The leaked data on the dark web contained names, email addresses and phone numbers of the users of JusPay along with the initial and last digits of their credit or debit cards. The mobile payments company, JusPay processes payments for the giant companies such as MakeMyTrip (MMT), Amazon, Airtel, Uber, Vodafone, Swiggy, Flipkart and Ola. The company claims of processing more than 2 million transactions per day.
As per the researcher’s report, the dark web data leak contained information on the credit and debit card transactions that occurred between March 2017 and August 2020. The leaked data held the names of the customers or the credit and debit cardholders, IDs of the customers along with the first and the last digits of the leaked credit and debit card numbers. The security researcher had unearthed the dark web data leak about a week ago.
The security researcher revealed to a daily that the breached data was made available on the dark web for sale, where the amount had not been disclosed. The hacked data was being sold under the name of JusPay.
“The hacker was contacting buyers on Telegram and was asking for payments in Bitcoin,” Rajaharia told the publication. JusPay had also acknowledged a data breach on its platform.”
“On August 18, 2020, an unauthorized attempt on our servers was detected and terminated when in progress. No card numbers, financial credentials or transaction data were compromised. Some data records containing non-anonymized, plain-text email and phone numbers were compromised, which form a fraction of the 10 Cr data records,” JusPay founder Vimal Kumar told a daily reporter.
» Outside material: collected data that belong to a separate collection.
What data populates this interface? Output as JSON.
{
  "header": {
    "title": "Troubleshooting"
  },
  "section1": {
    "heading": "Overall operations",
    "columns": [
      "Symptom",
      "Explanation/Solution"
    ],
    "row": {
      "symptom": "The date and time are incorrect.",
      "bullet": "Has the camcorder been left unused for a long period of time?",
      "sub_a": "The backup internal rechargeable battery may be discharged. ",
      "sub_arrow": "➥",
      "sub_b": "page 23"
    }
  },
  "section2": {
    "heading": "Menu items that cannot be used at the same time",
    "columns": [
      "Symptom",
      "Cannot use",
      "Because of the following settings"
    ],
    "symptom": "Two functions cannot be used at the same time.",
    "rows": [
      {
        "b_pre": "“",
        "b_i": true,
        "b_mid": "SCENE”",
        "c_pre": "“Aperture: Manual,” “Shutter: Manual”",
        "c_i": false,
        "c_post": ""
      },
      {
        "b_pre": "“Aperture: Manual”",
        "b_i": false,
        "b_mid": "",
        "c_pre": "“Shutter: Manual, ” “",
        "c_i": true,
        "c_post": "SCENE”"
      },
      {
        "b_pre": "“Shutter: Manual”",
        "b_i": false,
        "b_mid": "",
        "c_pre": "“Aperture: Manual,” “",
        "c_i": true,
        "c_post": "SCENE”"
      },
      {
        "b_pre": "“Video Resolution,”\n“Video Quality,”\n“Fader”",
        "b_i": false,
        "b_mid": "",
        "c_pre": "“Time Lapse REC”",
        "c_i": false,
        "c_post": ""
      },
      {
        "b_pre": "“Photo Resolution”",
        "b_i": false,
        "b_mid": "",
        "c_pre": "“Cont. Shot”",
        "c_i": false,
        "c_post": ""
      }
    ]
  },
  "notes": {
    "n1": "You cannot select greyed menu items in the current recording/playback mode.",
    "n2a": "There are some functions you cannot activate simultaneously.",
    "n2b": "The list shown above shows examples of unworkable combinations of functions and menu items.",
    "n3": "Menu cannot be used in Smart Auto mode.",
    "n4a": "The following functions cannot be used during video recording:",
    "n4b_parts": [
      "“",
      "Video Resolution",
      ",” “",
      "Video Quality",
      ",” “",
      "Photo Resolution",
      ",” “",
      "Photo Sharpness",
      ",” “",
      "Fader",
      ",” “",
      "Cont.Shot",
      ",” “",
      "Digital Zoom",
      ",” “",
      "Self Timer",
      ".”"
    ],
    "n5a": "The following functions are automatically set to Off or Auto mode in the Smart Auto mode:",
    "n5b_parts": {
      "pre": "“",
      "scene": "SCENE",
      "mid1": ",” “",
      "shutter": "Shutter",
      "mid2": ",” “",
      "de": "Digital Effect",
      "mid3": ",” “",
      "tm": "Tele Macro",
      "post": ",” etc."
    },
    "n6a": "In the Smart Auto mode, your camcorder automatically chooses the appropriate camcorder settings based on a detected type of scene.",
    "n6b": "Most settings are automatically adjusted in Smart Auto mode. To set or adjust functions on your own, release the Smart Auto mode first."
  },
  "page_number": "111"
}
The JusPay founder had also assured that the data hack did not include the users’ card details. The leaked information solely bore the customer metadata that contained the email addresses and mobile numbers of the victims.
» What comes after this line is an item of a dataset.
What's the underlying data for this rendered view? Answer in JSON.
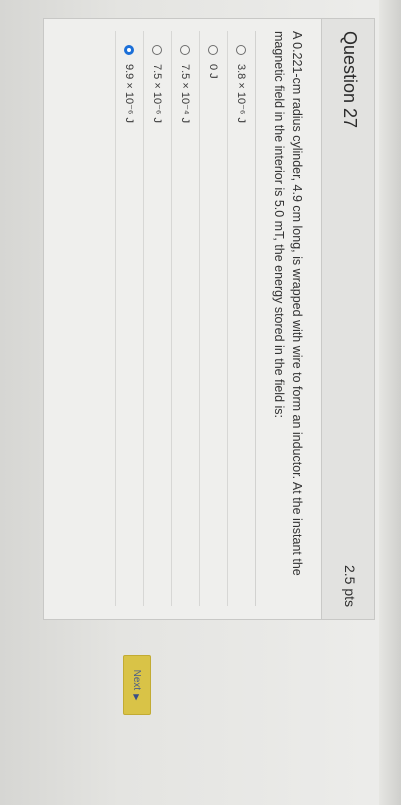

“The masked card data (non-sensitive data used for display) that was leaked has two crore records. Our card vault is in a different PCI compliant system and it was never accessed. We do hundreds of rounds of hashing with multiple algorithms and also have a salt (another number appended to the card number). The algorithms that we use are currently not possible to reverse engineer even given enough compute resources,” he said.
Upon discovering the dark web data leak, JusPay had informed its merchant partners and had taken rigid steps in enhancing its cybersecurity measures.